L’evento è nato anche per contrastare i soprusi registrati lo scorso anno (2018) in molti ambiti della comunità femminile immigrata, dove si attestano condizioni e dati talora inquietanti. Come afferma Marco Omizzolo, sociologo e responsabile scientifico della Cooperativa In Migrazione, la situazione, specialmente nelle campagne, è disastrosa in quanto a caporalato: “Per le donne le esperienze di sfruttamento e ricatto sono più estreme. Mentre infatti per gli uomini le retribuzioni sono di tre euro in media per un’ora di lavoro, per le donne si arriva a 1,5/2 euro. Le lavoratrici migranti, inoltre, sono soggette a ricatti raccapriccianti come quelli di carattere sessuale e di licenziamento se non si soddisfano le ansie sessuali del padrone o del caporale di turno. 

Sono emblematiche le molte storie delle lavoratrici rumene a Ragusa, in Sicilia, come anche i casi registrati in Calabria, Puglia, Campania e in provincia di Latina. Situazioni che sono difficili da far emergere e che solo una ricerca attenta e servizi sociali molto professionali possono intercettare. Le difficoltà sopraggiungono anche in ragione del fatto che molte lavoratrici ricattate o violentate sono madri e questo le rende assai più restie alla denuncia avendo come obiettivo primario quello della tutela del figlio/a sotto qualunque punto di vista. Le donne asiatiche impiegate in agricoltura in provincia di Latina, ad esempio, percepiscono retribuzioni inferiori del 50% rispetto ai colleghi uomini e vivono condizioni di irregolarità contrattuale estreme.
Nella mia esperienza decennale di ricerca ho incontrato braccianti asiatiche vittime di caporalato che, pur lavorando 30 giorni al mese, percepivano in busta paga circa 300 euro.
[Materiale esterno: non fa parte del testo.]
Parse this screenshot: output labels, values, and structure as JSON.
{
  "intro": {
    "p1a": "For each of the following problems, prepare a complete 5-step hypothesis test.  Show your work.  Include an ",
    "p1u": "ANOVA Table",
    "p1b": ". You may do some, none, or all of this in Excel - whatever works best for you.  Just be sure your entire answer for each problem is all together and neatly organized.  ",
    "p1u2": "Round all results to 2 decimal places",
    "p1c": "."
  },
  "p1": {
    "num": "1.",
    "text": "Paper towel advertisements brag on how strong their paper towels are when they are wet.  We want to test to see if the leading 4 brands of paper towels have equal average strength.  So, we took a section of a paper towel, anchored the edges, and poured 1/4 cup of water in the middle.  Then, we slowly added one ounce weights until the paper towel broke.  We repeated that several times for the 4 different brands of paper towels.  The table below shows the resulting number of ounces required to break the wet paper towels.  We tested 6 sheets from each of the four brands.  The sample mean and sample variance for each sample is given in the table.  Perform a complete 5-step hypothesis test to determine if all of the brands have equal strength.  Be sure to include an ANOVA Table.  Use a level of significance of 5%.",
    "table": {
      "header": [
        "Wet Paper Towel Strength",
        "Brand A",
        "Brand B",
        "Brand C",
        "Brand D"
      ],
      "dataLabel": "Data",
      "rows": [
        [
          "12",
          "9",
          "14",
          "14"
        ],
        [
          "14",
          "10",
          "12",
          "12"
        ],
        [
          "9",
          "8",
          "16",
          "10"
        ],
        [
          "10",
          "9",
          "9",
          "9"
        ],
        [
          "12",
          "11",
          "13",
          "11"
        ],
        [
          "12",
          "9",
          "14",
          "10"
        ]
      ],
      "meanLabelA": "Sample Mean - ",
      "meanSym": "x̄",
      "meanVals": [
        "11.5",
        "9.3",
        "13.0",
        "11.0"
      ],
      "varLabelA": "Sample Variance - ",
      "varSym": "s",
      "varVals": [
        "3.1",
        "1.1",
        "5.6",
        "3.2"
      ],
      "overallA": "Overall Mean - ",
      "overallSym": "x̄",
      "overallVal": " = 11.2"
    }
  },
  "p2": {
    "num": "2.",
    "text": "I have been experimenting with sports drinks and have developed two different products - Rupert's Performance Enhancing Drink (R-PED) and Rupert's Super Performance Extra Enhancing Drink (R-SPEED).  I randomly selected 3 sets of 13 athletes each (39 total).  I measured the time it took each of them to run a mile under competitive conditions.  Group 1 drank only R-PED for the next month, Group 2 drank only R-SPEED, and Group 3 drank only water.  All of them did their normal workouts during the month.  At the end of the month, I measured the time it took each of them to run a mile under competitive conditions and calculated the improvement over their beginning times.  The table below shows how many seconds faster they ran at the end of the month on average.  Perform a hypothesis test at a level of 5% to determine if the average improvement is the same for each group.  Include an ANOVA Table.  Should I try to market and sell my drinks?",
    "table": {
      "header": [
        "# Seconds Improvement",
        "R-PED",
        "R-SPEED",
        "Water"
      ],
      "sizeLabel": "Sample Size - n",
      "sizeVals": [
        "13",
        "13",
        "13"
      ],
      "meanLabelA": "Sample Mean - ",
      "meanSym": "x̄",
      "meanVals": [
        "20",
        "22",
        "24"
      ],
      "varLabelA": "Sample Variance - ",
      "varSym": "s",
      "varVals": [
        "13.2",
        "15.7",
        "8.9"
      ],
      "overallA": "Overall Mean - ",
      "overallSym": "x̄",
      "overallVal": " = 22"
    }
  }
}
Sinora se ne contano circa 2000 impiegate nelle serre pontine. A questa condizione si somma ancora una eccessiva ritrosia da parte delle relative comunità nell’affrontare questo tema, quasi considerato di secondo piano rispetto a quello riguardante gli uomini. Tutto questo è dimostrazione di uno scadimento morale della società e del sistema economico di produzione che, in agricoltura e non solo, si fonda ancora su episodi di tale violenza”.
A questi episodi bisogna reagire. Come asserisce Svamini Hamsananda Ghiri, “la violenza può essere fisica, verbale o psicologica, ma una rosa è sempre segno di gentilezza… siamo felici dunque di comunicare, con grande orgoglio ed entusiasmo, che proprio a questa iniziativa hanno aderito braccianti di Latina, mungitori dell’Emilia, operai, commercianti e professionisti: uomini!
Domenica 25 novembre li ha visti tutti testimoni di un gesto simbolico forte e gentile”.